Luckner Pierre, 46 ans, marié et père de trois enfants, est taillé dans l’étoffe d’un tailleur haïtien expérimenté. Il a fait ses débuts dans le métier de tailleur en 1998. Aujourd’hui, tenir tête dans ce métier devient son véritable calvaire. Sa clientèle est considérablement réduite ces dernières années. Face à l’invasion des vêtements usagés sur le marché haïtien, il met en œuvre de nouvelles stratégies. Enquet’Action l’a interrogé.
Enquet’Action (EA) : Parlez-nous de votre début dans le métier de Tailleur en Haïti et de ce qui vous a orienté.
Luckner Pierre (LP) : La fin du 20e siècle traduit tout simplement les meilleurs moments du métier de tailleur en Haïti. Quand j’étais en Classe de Rhéto, se donner un métier professionnel était la grande mode. Tous les jeunes de l’époque voulaient devenir professionnels. C’est à partir de cette influence que je faisais le choix d’abord d’apprendre ce métier et ensuite en faire carrière. De nos jours, cette réalité et cette manière de penser ont cessé de claironner. Les jeunes ne veulent rien apprendre.
J’ai connu un très bon début dans le métier. Presque toutes les couches sociales appréciaient nos travaux. Et, c’était pour eux une fierté de porter nos vêtements. Du point de vue économique, ce métier rapportait beaucoup d’argent. Mes charges familiales ne reposaient que sur ce métier. Pendant toutes les rentrées scolaires, des parents et élèves faisaient la queue devant notre atelier. À cette époque, les tailleurs n’avaient même pas le temps de rentrer à la maison. Maintenant, tout a changé malheureusement. On vit une réalité cauchemardesque dans le métier. On a perdu un bon nombre de nos clients. N’était-ce pas des contrats saisonniers avec certaines églises ou d’autres entreprises, on aurait déjà abandonné le métier. À présent, même si les opportunités deviennent de plus en plus minces, on peut générer beaucoup de profit dans ce métier.
EA : Comment voyez-vous l’installation à grandes échelles des Vêtements usagés sur le marché haïtien ?

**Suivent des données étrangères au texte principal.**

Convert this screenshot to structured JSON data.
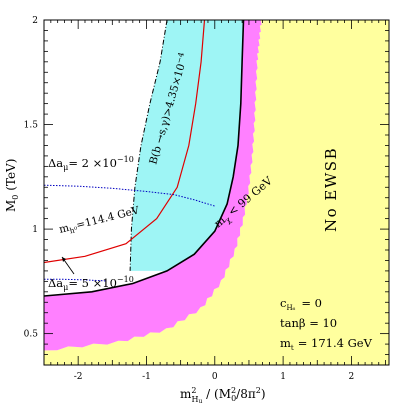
{
  "chart_data": {
    "type": "area",
    "xlabel": "m²_{H_u} / (M₀²/8π²)",
    "ylabel": "M₀ (TeV)",
    "xlim": [
      -2.5,
      2.55
    ],
    "ylim": [
      0.35,
      2.0
    ],
    "x_ticks": [
      -2,
      -1,
      0,
      1,
      2
    ],
    "y_ticks": [
      0.5,
      1,
      1.5,
      2
    ],
    "grid": false,
    "colors": {
      "no_ewsb": "#ffff9e",
      "chargino": "#ff80ff",
      "bsg": "#9ef5f5",
      "higgs_line": "#e00000",
      "g2_line": "#0000c0"
    },
    "regions": [
      {
        "label": "No EWSB",
        "color": "#ffff9e",
        "boundary": [
          [
            0.68,
            2.0
          ],
          [
            0.65,
            1.9
          ],
          [
            0.62,
            1.8
          ],
          [
            0.6,
            1.65
          ],
          [
            0.58,
            1.5
          ],
          [
            0.55,
            1.35
          ],
          [
            0.5,
            1.2
          ],
          [
            0.42,
            1.05
          ],
          [
            0.3,
            0.9
          ],
          [
            0.1,
            0.75
          ],
          [
            -0.2,
            0.62
          ],
          [
            -0.7,
            0.52
          ],
          [
            -1.4,
            0.46
          ],
          [
            -2.5,
            0.42
          ]
        ]
      },
      {
        "label": "m_χ < 99 GeV",
        "color": "#ff80ff",
        "boundary": [
          [
            0.42,
            2.0
          ],
          [
            0.4,
            1.8
          ],
          [
            0.38,
            1.6
          ],
          [
            0.34,
            1.4
          ],
          [
            0.27,
            1.25
          ],
          [
            0.18,
            1.12
          ],
          [
            0.0,
            0.99
          ],
          [
            -0.3,
            0.88
          ],
          [
            -0.7,
            0.8
          ],
          [
            -1.2,
            0.74
          ],
          [
            -1.8,
            0.7
          ],
          [
            -2.5,
            0.68
          ]
        ]
      },
      {
        "label": "B(b→s,γ) > 4.35×10⁻⁴",
        "color": "#9ef5f5",
        "boundary": [
          [
            -0.7,
            2.0
          ],
          [
            -0.8,
            1.8
          ],
          [
            -0.95,
            1.6
          ],
          [
            -1.08,
            1.4
          ],
          [
            -1.17,
            1.2
          ],
          [
            -1.22,
            1.0
          ],
          [
            -1.24,
            0.8
          ]
        ]
      }
    ],
    "series": [
      {
        "name": "m_h⁰ = 114.4 GeV",
        "color": "#e00000",
        "points": [
          [
            -0.15,
            2.0
          ],
          [
            -0.2,
            1.8
          ],
          [
            -0.28,
            1.6
          ],
          [
            -0.38,
            1.4
          ],
          [
            -0.55,
            1.2
          ],
          [
            -0.85,
            1.05
          ],
          [
            -1.3,
            0.93
          ],
          [
            -1.9,
            0.87
          ],
          [
            -2.5,
            0.84
          ]
        ]
      },
      {
        "name": "Δa_μ = 2×10⁻¹⁰",
        "color": "#0000c0",
        "points": [
          [
            -2.5,
            1.21
          ],
          [
            -2.0,
            1.205
          ],
          [
            -1.5,
            1.195
          ],
          [
            -1.0,
            1.18
          ],
          [
            -0.6,
            1.165
          ],
          [
            -0.3,
            1.14
          ],
          [
            0.0,
            1.11
          ]
        ]
      },
      {
        "name": "Δa_μ = 5×10⁻¹⁰",
        "color": "#0000c0",
        "points": [
          [
            -2.5,
            0.76
          ],
          [
            -2.2,
            0.76
          ],
          [
            -1.9,
            0.757
          ],
          [
            -1.6,
            0.752
          ]
        ]
      }
    ],
    "annotations": [
      {
        "text": "No EWSB"
      },
      {
        "text": "m_χ < 99 GeV"
      },
      {
        "text": "B(b→s,γ) > 4.35×10⁻⁴"
      },
      {
        "text": "m_h⁰ = 114.4 GeV"
      },
      {
        "text": "Δa_μ = 2 ×10⁻¹⁰"
      },
      {
        "text": "Δa_μ = 5 ×10⁻¹⁰"
      },
      {
        "text": "c_H₆ = 0"
      },
      {
        "text": "tanβ = 10"
      },
      {
        "text": "m_t = 171.4 GeV"
      }
    ]
  },
  "labels": {
    "no_ewsb": "No EWSB",
    "chargino_prefix": "m",
    "chargino_sub": "χ",
    "chargino_rest": "< 99 GeV",
    "bsg_text": "B(b →s,γ)>4.35×10",
    "bsg_sup": "−4",
    "higgs_prefix": "m",
    "higgs_sub": "h⁰",
    "higgs_rest": "=114.4 GeV",
    "g2a_prefix": "Δa",
    "g2a_sub": "μ",
    "g2a_rest": "= 2 ×10",
    "g2a_sup": "−10",
    "g2b_prefix": "Δa",
    "g2b_sub": "μ",
    "g2b_rest": "= 5 ×10",
    "g2b_sup": "−10",
    "param1_prefix": "c",
    "param1_sub": "H₆",
    "param1_rest": "= 0",
    "param2": "tanβ = 10",
    "param3_prefix": "m",
    "param3_sub": "t",
    "param3_rest": "= 171.4 GeV",
    "xlabel_m": "m",
    "xlabel_sup": "2",
    "xlabel_sub": "H",
    "xlabel_subsub": "u",
    "xlabel_rest": " / (M",
    "xlabel_sub0": "0",
    "xlabel_sup2": "2",
    "xlabel_end": "/8π",
    "xlabel_sup3": "2",
    "xlabel_close": ")",
    "ylabel_M": "M",
    "ylabel_sub": "0",
    "ylabel_rest": " (TeV)"
  }
}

LP : L’installation des « Pèpè »* sur notre marché est la preuve de l’impuissance de l’État. Il ouvre sans restriction la porte du marché à des étrangers. Cette position ne joue pas en notre faveur. De plus, les professionnels haïtiens ne sont pas vraiment honnêtes. Je ne peux pas cacher cela. Ils donnent toujours des mensonges à leurs clients. Et, ils sont loin d’être des professionnels qualifiés. Personnellement, je fais des efforts pour rester un très bon professionnel et garder un standard acceptable. Mais, beaucoup de mes autres collègues tailleurs n’ont pas cette capacité.
EA : Comment vous vous êtes adapté à cette nouvelle réalité ?

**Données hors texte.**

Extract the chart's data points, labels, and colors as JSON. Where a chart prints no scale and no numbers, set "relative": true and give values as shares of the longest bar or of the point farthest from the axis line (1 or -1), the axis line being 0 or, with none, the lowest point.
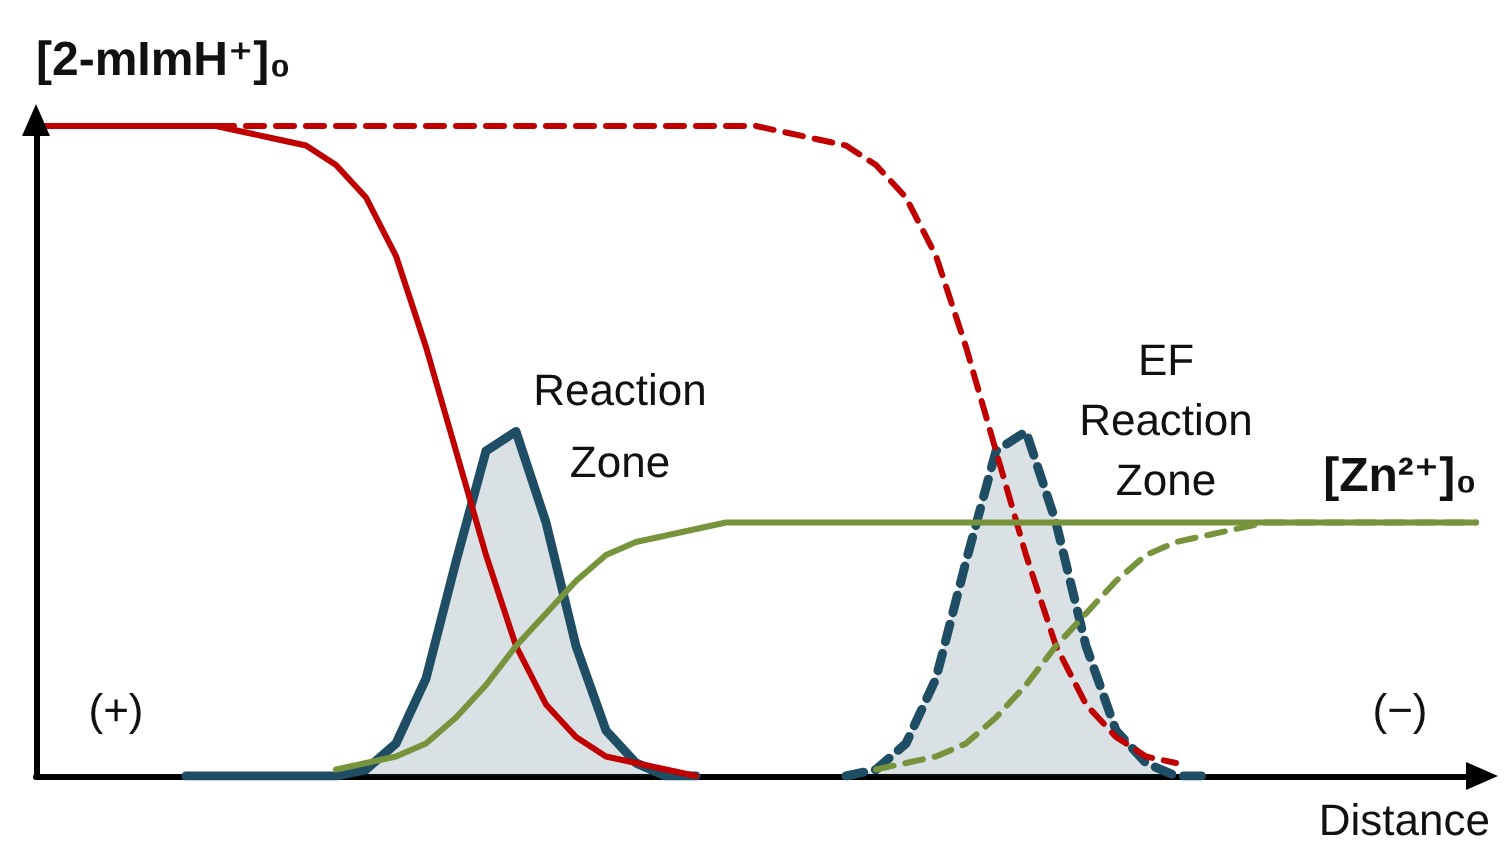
{
  "chart_data": {
    "type": "line",
    "relative": true,
    "xlabel": "Distance",
    "ylabel": "[2-mImH⁺]₀",
    "grid": false,
    "marker": "none",
    "categories": [
      null,
      null,
      null,
      null,
      null,
      null,
      null,
      null,
      null,
      null,
      null,
      null,
      null,
      null,
      null,
      null,
      null,
      null,
      null,
      null,
      null,
      null,
      null,
      null,
      null,
      null,
      null,
      null,
      null,
      null,
      null,
      null,
      null,
      null,
      null,
      null,
      null,
      null,
      null,
      null,
      null,
      null,
      null,
      null,
      null,
      null,
      null,
      null,
      null
    ],
    "annotations": [
      "Reaction Zone",
      "EF Reaction Zone",
      "[Zn²⁺]₀",
      "(+)",
      "(−)"
    ],
    "series": [
      {
        "type": "area",
        "color": "#1f4e64",
        "line_style": "solid",
        "values": [
          null,
          null,
          null,
          null,
          null,
          0,
          0,
          0,
          0,
          0,
          0,
          0.01,
          0.05,
          0.15,
          0.33,
          0.5,
          0.53,
          0.39,
          0.2,
          0.07,
          0.02,
          0,
          0,
          null,
          null,
          null,
          null,
          null,
          null,
          null,
          null,
          null,
          null,
          null,
          null,
          null,
          null,
          null,
          null,
          null,
          null,
          null,
          null,
          null,
          null,
          null,
          null,
          null,
          null
        ]
      },
      {
        "type": "area",
        "color": "#1f4e64",
        "line_style": "dashed",
        "values": [
          null,
          null,
          null,
          null,
          null,
          null,
          null,
          null,
          null,
          null,
          null,
          null,
          null,
          null,
          null,
          null,
          null,
          null,
          null,
          null,
          null,
          null,
          null,
          null,
          null,
          null,
          null,
          0,
          0.01,
          0.05,
          0.15,
          0.33,
          0.5,
          0.53,
          0.39,
          0.2,
          0.07,
          0.02,
          0,
          0,
          null,
          null,
          null,
          null,
          null,
          null,
          null,
          null,
          null
        ]
      },
      {
        "type": "line",
        "color": "#c00000",
        "line_style": "solid",
        "values": [
          1,
          1,
          1,
          1,
          1,
          1,
          1,
          0.99,
          0.98,
          0.97,
          0.94,
          0.89,
          0.8,
          0.66,
          0.5,
          0.34,
          0.2,
          0.11,
          0.06,
          0.03,
          0.02,
          0.01,
          0,
          null,
          null,
          null,
          null,
          null,
          null,
          null,
          null,
          null,
          null,
          null,
          null,
          null,
          null,
          null,
          null,
          null,
          null,
          null,
          null,
          null,
          null,
          null,
          null,
          null,
          null
        ]
      },
      {
        "type": "line",
        "color": "#c00000",
        "line_style": "dashed",
        "values": [
          1,
          1,
          1,
          1,
          1,
          1,
          1,
          1,
          1,
          1,
          1,
          1,
          1,
          1,
          1,
          1,
          1,
          1,
          1,
          1,
          1,
          1,
          1,
          1,
          1,
          0.99,
          0.98,
          0.97,
          0.94,
          0.89,
          0.8,
          0.66,
          0.5,
          0.34,
          0.2,
          0.11,
          0.06,
          0.03,
          0.02,
          null,
          null,
          null,
          null,
          null,
          null,
          null,
          null,
          null,
          null
        ]
      },
      {
        "type": "line",
        "color": "#77933c",
        "line_style": "solid",
        "values": [
          null,
          null,
          null,
          null,
          null,
          null,
          null,
          null,
          null,
          null,
          0.01,
          0.02,
          0.03,
          0.05,
          0.09,
          0.14,
          0.2,
          0.25,
          0.3,
          0.34,
          0.36,
          0.37,
          0.38,
          0.39,
          0.39,
          0.39,
          0.39,
          0.39,
          0.39,
          0.39,
          0.39,
          0.39,
          0.39,
          0.39,
          0.39,
          0.39,
          0.39,
          0.39,
          0.39,
          0.39,
          0.39,
          0.39,
          0.39,
          0.39,
          0.39,
          0.39,
          0.39,
          0.39,
          0.39
        ]
      },
      {
        "type": "line",
        "color": "#77933c",
        "line_style": "dashed",
        "values": [
          null,
          null,
          null,
          null,
          null,
          null,
          null,
          null,
          null,
          null,
          null,
          null,
          null,
          null,
          null,
          null,
          null,
          null,
          null,
          null,
          null,
          null,
          null,
          null,
          null,
          null,
          null,
          null,
          0.01,
          0.02,
          0.03,
          0.05,
          0.09,
          0.14,
          0.2,
          0.25,
          0.3,
          0.34,
          0.36,
          0.37,
          0.38,
          0.39,
          0.39,
          0.39,
          0.39,
          0.39,
          0.39,
          0.39,
          0.39
        ]
      }
    ]
  }
}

LP : Maintenant, je ne travaille pas seulement dans le métier de tailleur. Parce que mes responsabilités sont énormes. Je dois vivre et subvenir aux besoins de ma famille. Partout et ailleurs, je suis à la recherche de contrats. J’ai participé à maintes reprises à plusieurs initiatives associatives. Ils m’ont aidé à trouver des contrats intéressants avec les églises et d’autres institutions encore. Je me débrouille assez bien de manière à ce que je m’adapte à l’invasion des vêtements étrangers en Haïti. Cependant, les contrats ne sont pas constants. Mais, certains de mes fidèles clients me contactent dans des occasions spéciales comme le mariage, la graduation, des événements culturels.

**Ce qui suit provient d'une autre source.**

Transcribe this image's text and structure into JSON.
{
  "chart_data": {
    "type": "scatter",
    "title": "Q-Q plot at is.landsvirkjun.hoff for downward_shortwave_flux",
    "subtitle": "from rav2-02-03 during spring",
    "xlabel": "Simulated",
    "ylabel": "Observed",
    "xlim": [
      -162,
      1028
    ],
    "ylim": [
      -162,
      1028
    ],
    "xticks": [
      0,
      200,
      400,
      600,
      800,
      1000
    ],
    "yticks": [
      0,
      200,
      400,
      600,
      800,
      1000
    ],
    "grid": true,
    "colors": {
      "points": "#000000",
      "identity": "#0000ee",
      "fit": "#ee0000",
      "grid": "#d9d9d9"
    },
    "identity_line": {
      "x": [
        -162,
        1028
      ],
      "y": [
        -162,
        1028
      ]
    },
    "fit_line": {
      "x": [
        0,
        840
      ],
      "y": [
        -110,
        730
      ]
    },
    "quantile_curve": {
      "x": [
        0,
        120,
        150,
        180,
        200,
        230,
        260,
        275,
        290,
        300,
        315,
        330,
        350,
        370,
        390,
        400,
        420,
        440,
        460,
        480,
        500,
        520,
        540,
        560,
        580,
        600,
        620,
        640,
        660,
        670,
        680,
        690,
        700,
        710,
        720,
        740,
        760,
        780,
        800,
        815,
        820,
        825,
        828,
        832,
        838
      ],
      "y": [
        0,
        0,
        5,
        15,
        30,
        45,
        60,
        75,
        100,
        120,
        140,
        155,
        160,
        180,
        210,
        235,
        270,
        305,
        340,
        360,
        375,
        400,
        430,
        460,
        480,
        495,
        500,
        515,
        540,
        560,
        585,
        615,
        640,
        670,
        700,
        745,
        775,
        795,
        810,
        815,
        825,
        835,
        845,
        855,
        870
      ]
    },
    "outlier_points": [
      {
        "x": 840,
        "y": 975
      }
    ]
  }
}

EA : Quelle évaluation faites-vous de votre clientèle ?
LP : De 1998 à nos jours, ma clientèle s’est considérablement réduite. Les gens ne portent plus les vêtements haïtiens. Ils préfèrent acheter des chemises et des pantalons « pèpè ». C’est plus accessible et moins cher pour eux. Si auparavant les soi-disant tailleurs qui s’adonnent à la réparation de vêtements sont des charlatans, aujourd’hui, même les tailleurs professionnels se sont transformés en réparateur de vêtements usagés. Je fais ce constat. C’est malheureusement le tout nouveau métier naissant dans le secteur.
* Pèpè : Vêtements usagés.
Pierre Samuel MARCELIN
Ce projet de contenus a eu le support de l’IFDD/OIF.